Dynasties in 1271–1633 significantly restored and rebuilt the canal and altered its route to supply its capital. As a result, the Grand Canal played a significant role in reunifying north and south China. In addition, conscripted labourers built the canal and connected the Yellow River in the north with the Yangtze River in the south, making it much easier to transport grain from the south to the political and military power centres in northern China.
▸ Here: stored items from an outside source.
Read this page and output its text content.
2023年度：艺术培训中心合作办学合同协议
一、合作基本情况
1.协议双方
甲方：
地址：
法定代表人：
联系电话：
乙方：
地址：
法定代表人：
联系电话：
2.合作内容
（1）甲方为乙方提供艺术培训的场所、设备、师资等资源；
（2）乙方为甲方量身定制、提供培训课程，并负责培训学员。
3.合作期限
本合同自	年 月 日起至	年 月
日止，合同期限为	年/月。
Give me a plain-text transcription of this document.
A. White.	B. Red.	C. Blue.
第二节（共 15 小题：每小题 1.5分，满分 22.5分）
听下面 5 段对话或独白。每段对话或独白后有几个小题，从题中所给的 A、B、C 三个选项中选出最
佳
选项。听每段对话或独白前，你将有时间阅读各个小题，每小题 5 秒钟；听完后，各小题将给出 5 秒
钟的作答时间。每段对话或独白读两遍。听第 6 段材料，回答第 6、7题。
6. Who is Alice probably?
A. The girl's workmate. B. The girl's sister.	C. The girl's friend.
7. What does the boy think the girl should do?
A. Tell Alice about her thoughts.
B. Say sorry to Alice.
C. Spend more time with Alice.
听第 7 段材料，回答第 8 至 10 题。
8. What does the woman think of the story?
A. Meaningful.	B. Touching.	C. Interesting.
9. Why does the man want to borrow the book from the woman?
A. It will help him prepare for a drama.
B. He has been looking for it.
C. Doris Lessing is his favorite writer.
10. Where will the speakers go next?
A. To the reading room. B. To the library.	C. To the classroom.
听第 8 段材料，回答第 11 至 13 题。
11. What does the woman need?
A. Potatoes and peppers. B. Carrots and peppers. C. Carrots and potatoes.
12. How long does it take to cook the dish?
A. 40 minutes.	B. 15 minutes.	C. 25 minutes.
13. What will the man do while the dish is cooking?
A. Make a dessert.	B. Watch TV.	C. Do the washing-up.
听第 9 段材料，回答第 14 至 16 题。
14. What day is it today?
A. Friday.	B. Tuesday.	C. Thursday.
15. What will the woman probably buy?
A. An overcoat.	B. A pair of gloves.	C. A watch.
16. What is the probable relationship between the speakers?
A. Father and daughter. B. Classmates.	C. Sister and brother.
Image by Groverlynn, CC BY-SA 4.0 https://creativecommons.org/licenses/by-sa/4.0, via Wikimedia Commons
The total length of the Grand Canal is 1,776 km (1,104 mi). Its most significant height is in the Shandong mountains, at a summit of 42 m (138 ft). Ships in Chinese canals did not have trouble reaching higher elevations after the pound lock was invented in the 10th century, during the Song dynasty (960–1279), by the government official and engineer Qiao Weiyue. As a result, the canal has been admired by many throughout history.
Image by Ian Kiu, CC BY 3.0 https://creativecommons.org/licenses/by/3.0, via Wikimedia Commons
Historically, periodic flooding of the Yellow River threatened the safety and functioning of the canal. During wartime, the high dikes of the Yellow River were sometimes deliberately broken to flood and thus sweep away advancing enemy troops. Flooding caused the disaster and prolonged economic hardships for residents. Despite temporary periods of desolation and disuse, the Grand Canal furthered an indigenous and growing financial market in China's urban centres from the Sui period onwards. It has allowed faster trading and has thus improved China's economy. The portion south of the Yellow River remains heavily used by barges carrying bulk materials and containers.